赵钧原是担心误了公务,并不欲多留他们两个,眼下却极为热情地邀请他们入府用饭,还专门将慎亲王夫妇请出来,并几个弟弟妹妹,都叫到了正厅,一一为他们介绍。
慎亲王起初对还银子这件事很不满,毕竟他乃当今天子的生父,就连先帝都默认不管了,户部竟敢向他讨要,太不把他放在眼里。赵廷佑原打算不予理会,是赵钧在朝上听说了风声,晓以利弊,才叫赵廷佑知道国库的银子留在手里只怕会给皇上添麻烦,赵廷佑如今很清楚皇上才是慎亲王府的仰仗,于是将欠银全数托付,只是不知赵钧为何又来寻他。

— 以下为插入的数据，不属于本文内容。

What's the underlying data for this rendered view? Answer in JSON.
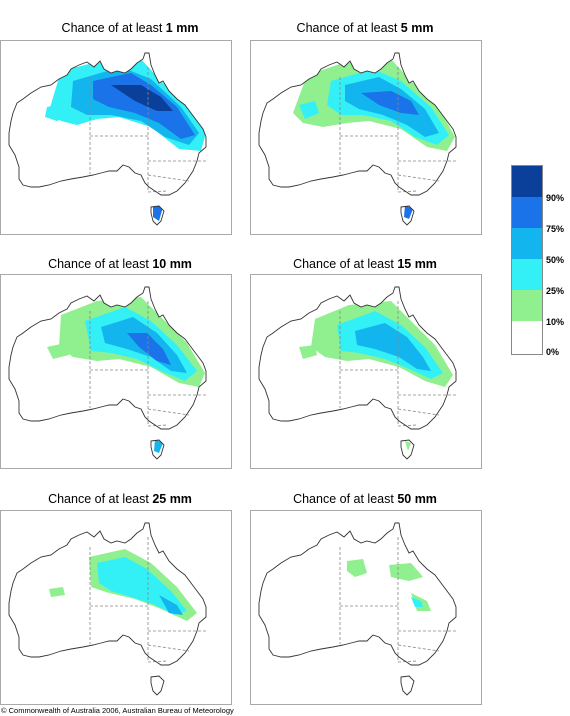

赵钧将一管玉笛交到赵廷佑手里,赵廷佑与王妃一眼就认出这是谁之物,对视一眼后,激动地说不出话来,争着跑向待客的正厅。厅中,与逍遥侯世子并排而立的另一个人,戴着银制面具,冷漠而疏离,慎亲王哽咽着道:“想不到有生之年,竟能在此处见到你。”
赵廷佑膝盖动了动,却被赵钧及时拉住,孟玄云身边的吴忌已在同一时刻拜了下来。
“还以为此番会诸多波折,多谢王爷体谅。”
赵廷佑摆手道:“举手之劳,何足挂齿。若我不慎犯浑,钧儿还能提醒我。倒是你……你亲自过来收账,要不要紧?”
吴忌道:“我已安排好,自会小心。”
赵廷佑点点头,他身边的王妃攥紧了绣帕,当着逍遥侯世子的面,不知该说些什么,到了宴席上,只一个劲让下人给吴忌添菜。
吴忌吃得很少,吃相也很优雅。
赵钧亲自把盏,小侯爷羡慕地一推吴忌的手臂,赵钧早就认识他了,不会是看在他的面子,那就一定是为了吴忌。